Korea Selatan Tanggapi Darurat Pendanaan Proyek KFX/IFX, Indonesia Tawarkan Pembayaran Kontribusi dengan CN-235

Selama ini muncul kesan di publik, bahwa Indonesia seolah ‘ditinggalkan’ mitranya dalam pengembangan prototipe jet tempur KFX/IFX. Diantaranya seperti tiadanya logo “Ke-Indonesiaan” di full mockup jet tempur tersebut di pameran dirgantara ADEX 2019. Belum lagi berbagai pemberitaan seputar progres KFX yang tak menyebut nama Indonesia, malahan muncul sindiran dari dalam negeri Korea Selatan atas keterlambatan Indonesia dalam membayar kontribusi. Namun, dari berita yang dirilis situs asiae.co.kr (6/4/2020), menyiratkan bila peran Indonesia dalam proyek KFX/IFX masih begitu dinantikan pihak Korea Selatan.

Baca juga: Tanpa Identitas “Indonesia,” Full Mockup KFX Diperlihatkan di Seoul ADEX 2019

Dalam tajuk berita 6 April, “First KF-X emergency response meeting,” disebutkan pada 6 April lalu, Menteri Pertahanan Korea Selatan Chung Kyung-doo telah memimpin pertemuan untuk membicarakan kontribusi pendanaan pada proyek pesawat tempur KFX. Pertempuan ini disebut sebagai yang pertama dilakukan Menhan Chung untuk membahas KFX pada tahun ini. Salah satu dari tema yang dibicarakan dalam pertemuan itu adalah kondisi yang dianggap darurat, yaitu soal partisipasi Indonsia, terutama dalam hal angsuran alias kontribusi pendanaan yang belum dibayar.

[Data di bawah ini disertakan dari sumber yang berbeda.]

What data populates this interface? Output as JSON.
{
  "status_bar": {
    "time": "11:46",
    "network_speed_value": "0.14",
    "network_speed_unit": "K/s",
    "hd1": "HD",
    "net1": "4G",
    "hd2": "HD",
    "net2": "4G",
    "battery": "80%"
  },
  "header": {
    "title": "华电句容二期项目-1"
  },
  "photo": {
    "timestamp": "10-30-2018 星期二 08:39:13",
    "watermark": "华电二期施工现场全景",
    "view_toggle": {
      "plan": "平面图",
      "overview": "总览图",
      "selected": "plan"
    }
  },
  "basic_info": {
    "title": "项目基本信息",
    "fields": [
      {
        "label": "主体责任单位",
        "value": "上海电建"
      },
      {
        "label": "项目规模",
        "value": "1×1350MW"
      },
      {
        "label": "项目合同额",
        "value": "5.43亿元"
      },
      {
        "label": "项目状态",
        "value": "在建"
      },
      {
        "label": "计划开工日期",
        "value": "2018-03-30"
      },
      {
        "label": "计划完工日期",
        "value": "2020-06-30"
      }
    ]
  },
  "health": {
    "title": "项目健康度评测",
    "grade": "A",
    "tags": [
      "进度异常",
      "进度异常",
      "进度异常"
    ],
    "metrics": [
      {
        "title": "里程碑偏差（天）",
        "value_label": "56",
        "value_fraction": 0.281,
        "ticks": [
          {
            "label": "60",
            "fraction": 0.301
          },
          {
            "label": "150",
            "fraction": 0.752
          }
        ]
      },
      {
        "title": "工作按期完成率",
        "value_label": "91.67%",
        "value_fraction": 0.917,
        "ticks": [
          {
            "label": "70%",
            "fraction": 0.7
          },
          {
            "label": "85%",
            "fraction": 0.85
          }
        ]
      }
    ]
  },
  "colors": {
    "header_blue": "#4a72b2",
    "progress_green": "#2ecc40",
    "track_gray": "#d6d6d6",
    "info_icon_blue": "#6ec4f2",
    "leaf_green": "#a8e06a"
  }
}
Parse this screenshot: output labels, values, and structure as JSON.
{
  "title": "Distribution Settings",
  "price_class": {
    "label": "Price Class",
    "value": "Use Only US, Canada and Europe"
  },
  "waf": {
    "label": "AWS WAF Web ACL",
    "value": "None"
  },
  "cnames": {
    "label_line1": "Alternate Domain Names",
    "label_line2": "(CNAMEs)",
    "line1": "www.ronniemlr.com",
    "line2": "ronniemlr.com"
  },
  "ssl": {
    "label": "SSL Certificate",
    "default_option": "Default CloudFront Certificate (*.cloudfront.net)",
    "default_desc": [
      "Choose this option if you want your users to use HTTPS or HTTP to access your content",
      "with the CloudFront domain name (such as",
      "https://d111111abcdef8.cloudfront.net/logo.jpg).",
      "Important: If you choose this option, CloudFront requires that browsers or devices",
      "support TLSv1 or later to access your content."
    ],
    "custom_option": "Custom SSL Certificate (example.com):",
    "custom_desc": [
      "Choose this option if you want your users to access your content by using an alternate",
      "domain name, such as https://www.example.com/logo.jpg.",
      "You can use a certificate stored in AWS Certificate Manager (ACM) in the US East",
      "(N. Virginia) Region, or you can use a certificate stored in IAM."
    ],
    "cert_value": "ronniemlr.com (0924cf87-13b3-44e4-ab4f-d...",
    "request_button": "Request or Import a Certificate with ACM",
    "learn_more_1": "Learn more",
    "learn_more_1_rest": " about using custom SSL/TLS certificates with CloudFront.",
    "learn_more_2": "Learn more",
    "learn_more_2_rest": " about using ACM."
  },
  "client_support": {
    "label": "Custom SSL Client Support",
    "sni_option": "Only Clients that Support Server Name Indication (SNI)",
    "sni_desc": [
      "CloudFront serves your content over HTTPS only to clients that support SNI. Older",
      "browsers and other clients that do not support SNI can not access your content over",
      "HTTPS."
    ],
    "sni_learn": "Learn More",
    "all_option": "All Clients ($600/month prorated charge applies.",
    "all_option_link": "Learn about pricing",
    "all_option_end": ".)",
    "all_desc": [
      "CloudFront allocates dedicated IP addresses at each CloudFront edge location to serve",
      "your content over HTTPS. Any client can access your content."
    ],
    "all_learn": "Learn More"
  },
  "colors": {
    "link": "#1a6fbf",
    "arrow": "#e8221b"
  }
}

Sejak proyek KFX/IFX dimulai pada tahun 2016, disebutkan oleh media tersebut, total dana yang bakal digelontorkan mencapai 18 triliun won, terdiri dari 8 triliun won untuk biaya riset dan pengembangan, dan 10 triliun won untuk dicanangkan untuk biaya produksi massal untuk kebutuhan AU Korea Selatan. Setelah prototipe meluncur perdana dan jet tempur lulus beragam sertifikasi, maka pada tahun 2026 akan dimulai fase produksi, dimana AU Korea Selatan bakal memesan 129 unit KFX, sementara Indonesia akan memesan 50 unit IFX.

Dari 8 triliun won sebagai dana pengembangan, maka komposisinya dibagi, yaitu 60 persen ditanggung oleh Pemerintah Korea Selatan, 20 persen oleh pihak manufaktur Korea Aerospace Industries (KAI) dan 20 persen lainnya oleh Pemerintah Indonesia. Agar proyek dapat berjalan mulus, maka kontribusi Indonesia ditetapkan dalam jumlah pendanaan. Seperti pada tahun lalu, seharusnya Indonesia membayar 63,5 miliar won kepada Pemerintah Korea Selatan, dari total kontribusi Indonesia senilai 1,7 miliar won pada akhir tahun 2026 nanti.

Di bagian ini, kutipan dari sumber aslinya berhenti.